Apesar da queda da atividade industrial entre o fim de 2020 e janeiro de 2021, índices de expectativas do setor permanecem em nível alto

Notas & Informações, O Estado de S.Paulo

04 de março de 2021 | 03h00

Embora a atividade industrial tenha registrado queda mais forte entre o fim de 2020 e janeiro de 2021 do que nos três anos anteriores – e o cenário para os próximos meses continue turvado por incertezas –, os índices de expectativas do empresário da indústria permanecem em nível alto.

“Os empresários continuam esperando crescimento da demanda por seus produtos e da quantidade exportada, e pretendem aumentar a compra de matérias-primas e o número de empregados”, constatou a Sondagem Industrial realizada pela Confederação Nacional da Indústria (CNI).

A queda forte, explica a entidade nacional representativa da indústria, ocorreu a partir de um ponto alto: a atividade mais intensa no segundo semestre do ano passado, depois do tombo entre março e maio provocado pela pandemia. Assim, mesmo menos intensa do que nos meses imediatamente anteriores, a produção se mantém em nível elevado.

É essa atividade aquecida que explica a evolução do número de empregados. O índice ficou em 51,3 pontos, numa escala de 100, cujo ponto de separação entre aumento e contração é de 50 pontos. É a primeira vez que se registra aumento de emprego em janeiro desde o início da série da CNI, em 2011. A atividade forte depois da pandemia “continua a render frutos no mercado de trabalho”.

É o sétimo mês consecutivo que esse índice fica acima de 50 pontos. É expressivo também o fato de que ele subiu entre dezembro e janeiro, “o que denota um aumento do emprego mais intenso e disseminado pela indústria”, diz a CNI.

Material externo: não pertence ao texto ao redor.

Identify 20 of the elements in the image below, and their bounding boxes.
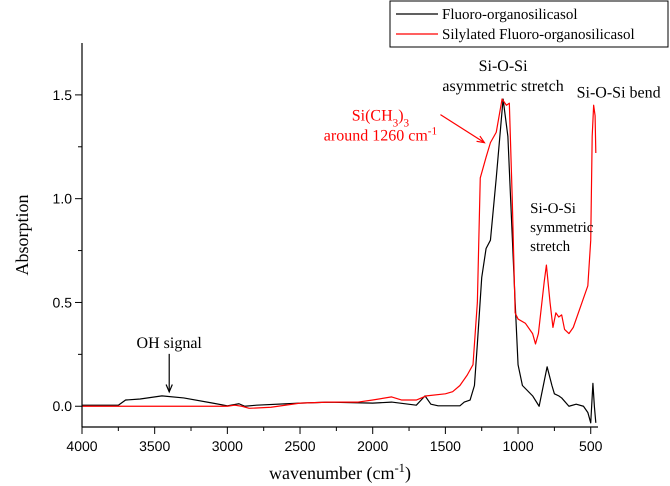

Outros indicadores específicos da atividade industrial igualmente contribuem para instilar ânimo e fortalecer as expectativas do empresariado. Embora 1 ponto porcentual abaixo do índice registrado em dezembro, a Utilização da Capacidade Instalada (UCI) em janeiro, de 69%, é a mais alta para o mês desde 2014, quando alcançou 70%. Na comparação com janeiro de 2020, antes do início da pandemia, o aumento é de 2 pontos.

Já os estoques registraram em janeiro queda menos intensa e menos disseminada do que nos meses anteriores. Reduziu-se, assim, a distância entre o estoque observado e o desejado, que já vinha diminuindo há algum tempo. Esse movimento pode ser explicado pela escolha dos empresários de trabalhar com estoques mais baixos do que no passado.